As analysts warn of an incoming recession, Disney’s theme parks could see the number of visitors drop off. Historically, theme parks have been hit hard by recession as people spend less money on holidays.
Disney’s theme park in Florida has also found itself at the centre of a culture war in the United States.
Last year, right-wing Republican governor Ron DeSantis threatened to scrap the park’s special tax status after Disney reps spoke out against a new repressive law banning primary schools from discussing gender and sexual orientation.
Disney’s game of thrones
As inflation and an economic slowdown weigh on most industries around the world, entertainment companies are entering a new period of crisis.
One of Disney’s most pressing issues is who will takeover the reins when longtime CEO Bob Iger steps down. Iger, who became chief executive in 2005, led Disney through its transformation from LA animation studio to global media powerhouse.
He had tried to hand the keys to the magic kingdom to a hand-picked successor (and fellow Bob) in 2020.
While Bob Chapek is credited with steering Disney through the worst of the COVID-19 pandemic, he was criticised for his handling of several high-profile scandals for the company.

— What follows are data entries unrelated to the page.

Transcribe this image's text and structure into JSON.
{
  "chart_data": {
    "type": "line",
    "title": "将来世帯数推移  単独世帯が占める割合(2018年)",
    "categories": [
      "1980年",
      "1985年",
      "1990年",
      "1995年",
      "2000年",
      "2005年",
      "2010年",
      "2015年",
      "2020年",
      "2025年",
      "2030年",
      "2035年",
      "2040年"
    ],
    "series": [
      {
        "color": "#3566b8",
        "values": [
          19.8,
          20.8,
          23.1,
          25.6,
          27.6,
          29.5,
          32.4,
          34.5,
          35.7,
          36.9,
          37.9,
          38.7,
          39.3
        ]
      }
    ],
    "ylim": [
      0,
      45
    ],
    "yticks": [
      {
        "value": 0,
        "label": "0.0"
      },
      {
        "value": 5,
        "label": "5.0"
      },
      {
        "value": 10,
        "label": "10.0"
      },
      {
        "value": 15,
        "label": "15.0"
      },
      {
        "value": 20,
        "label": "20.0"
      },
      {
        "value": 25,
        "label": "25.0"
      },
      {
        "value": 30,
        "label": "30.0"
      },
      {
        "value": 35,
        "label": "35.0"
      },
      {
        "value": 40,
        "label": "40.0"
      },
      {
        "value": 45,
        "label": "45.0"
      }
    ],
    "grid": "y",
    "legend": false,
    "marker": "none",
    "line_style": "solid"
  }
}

Chapek famously clashed with Black Widow star Scarlett Johansson over the decision to release the 2021 film simultaneously in theatres and on Disney+. He was also called out by LGBTQ+ staff for his hesitancy in speaking out against Florida’s “Don’t Say Gay'' law.
When Disney posted weak results in the last quarter of 2022, sending stock prices plummeting, shareholders called for Chapek’s ouster. Disney – traditionally considered a “Blue Chip” safe-bet stock – saw its shares drop 40 per cent over the year.
Iger came out of retirement to fix the mess, saying he would spend two years as CEO to find a suitable replacement for himself. He's already begun corporate restructuring at the company.
But his successor will have big boots to fill, as Disney enters what’s shaping up to be an unprecedented era for the global entertainment industry.